I was extremely curious when I heard that my planetarium was doing a Méliès screening, showing I believe five or so of his films in succession. I had no idea what to expect, whether they had somehow edited his film for the screen or if the planetarium could change its screen, so it was more like a regular theatre. I couldn’t convince any of my friends to attend, so I went on my own, which just added to the night’s strangeness. Rather than projecting once, the planetarium screened the same film in four or so different places on the ceiling, so you could choose one spot or alternate between. It was rather dizzying, and hard to keep your eyes in one place because stuff was happening in your peripherals.

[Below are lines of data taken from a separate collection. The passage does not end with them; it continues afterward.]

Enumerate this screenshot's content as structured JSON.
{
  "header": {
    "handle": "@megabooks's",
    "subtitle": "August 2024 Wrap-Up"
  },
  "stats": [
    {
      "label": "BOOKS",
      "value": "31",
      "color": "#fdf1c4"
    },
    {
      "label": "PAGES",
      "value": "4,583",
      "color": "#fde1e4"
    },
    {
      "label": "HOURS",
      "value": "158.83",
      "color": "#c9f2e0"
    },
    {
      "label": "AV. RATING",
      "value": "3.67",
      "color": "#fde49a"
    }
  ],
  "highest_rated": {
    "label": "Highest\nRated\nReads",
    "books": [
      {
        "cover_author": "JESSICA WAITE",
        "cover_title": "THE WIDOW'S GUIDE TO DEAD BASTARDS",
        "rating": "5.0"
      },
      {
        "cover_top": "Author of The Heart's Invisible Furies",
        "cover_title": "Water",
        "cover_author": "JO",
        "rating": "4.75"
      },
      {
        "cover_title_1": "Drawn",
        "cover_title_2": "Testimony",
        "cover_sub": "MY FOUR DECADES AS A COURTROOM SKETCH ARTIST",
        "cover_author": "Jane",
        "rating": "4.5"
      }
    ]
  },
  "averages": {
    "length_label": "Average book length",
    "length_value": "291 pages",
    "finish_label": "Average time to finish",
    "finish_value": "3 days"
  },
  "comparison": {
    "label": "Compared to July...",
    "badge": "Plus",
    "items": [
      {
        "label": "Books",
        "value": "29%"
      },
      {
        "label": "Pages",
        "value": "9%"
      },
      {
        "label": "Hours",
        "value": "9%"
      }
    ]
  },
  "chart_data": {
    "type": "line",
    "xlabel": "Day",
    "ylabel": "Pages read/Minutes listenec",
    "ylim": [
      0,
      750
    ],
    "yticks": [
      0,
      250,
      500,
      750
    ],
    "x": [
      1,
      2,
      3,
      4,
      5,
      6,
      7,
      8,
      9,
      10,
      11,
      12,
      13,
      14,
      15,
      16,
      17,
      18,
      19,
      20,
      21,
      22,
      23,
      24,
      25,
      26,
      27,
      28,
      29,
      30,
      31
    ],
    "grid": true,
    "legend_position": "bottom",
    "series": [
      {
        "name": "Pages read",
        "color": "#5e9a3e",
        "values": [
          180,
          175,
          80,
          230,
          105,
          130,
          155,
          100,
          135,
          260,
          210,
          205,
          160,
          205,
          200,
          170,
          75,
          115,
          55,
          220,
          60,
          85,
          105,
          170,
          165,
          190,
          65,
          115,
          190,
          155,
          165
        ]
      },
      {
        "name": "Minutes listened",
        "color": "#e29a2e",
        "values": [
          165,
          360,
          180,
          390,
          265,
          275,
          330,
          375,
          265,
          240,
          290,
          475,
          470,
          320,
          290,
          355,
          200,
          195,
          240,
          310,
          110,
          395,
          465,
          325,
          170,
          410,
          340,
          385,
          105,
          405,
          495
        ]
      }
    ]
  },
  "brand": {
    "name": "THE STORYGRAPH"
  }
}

I began remembering why I had been so afraid of the planetarium as a kid, because Méliès’ films took on this overwhelming quality, something previously reserved for planet study. I watched Méliès’ work just as I had watched the big bang years prior on a school trip.

Something about the screening felt right, however, as though it related back to the strangeness of early cinema, its uncertain and occasionally scary role, as science and art, not just one or the other. The films’ subjects are often equally comedic and frightening, as people get eaten by the moon and impossible things take on this massive scale, and for someone in the late 19th century, all of this was new. For example, I remember this one short story from the late 1890s, although I unfortunately cannot remember the name or author, and so my google search history is now just “short story giant Victorian bug attacks cinema”. Regardless, it’s about a man who, while attending a new cinematic invention, suddenly realizes that the bugs being shown on screen are real and stepping out to attack the audience, devouring them in this terrifying display of science gone wrong. The short story argues that cinema is a threat, that it can magnify something which should never be magnified, because the projection looms over the audience, creating this stark power disparity. While the story focuses on giant praying mantises and such, it suggests that whatever appears on screen is just a hairsbreadth from attacking the viewer and breaking the barrier between reality and filmed reality. Watching movies felt unprecedented, as suggested by this text, like anything could happen, and the subjects could jump out from the screen, moving around and surrounding you like a planetarium, and Méliès’ films arrived from that standpoint.

There is a reason people remembered Méliès’ movies, to the extent where they would organize a investigation to find and save as many as they could. These stories left impressions that are in some ways unparalleled, as today, movies are common, their existence isn’t as uncertain. While this debate between science and art continues, people at least acknowledge the overlap more consistently. Méliès’ films were like visiting a planetarium, that same wonder and fear I felt as a kid, and so it’s only fitting that his films occupy this space today, as both science/education and cinema. It signals that he was actively operating within this conversation, and in doing so, revolutionizing and paving the way for later filmmakers.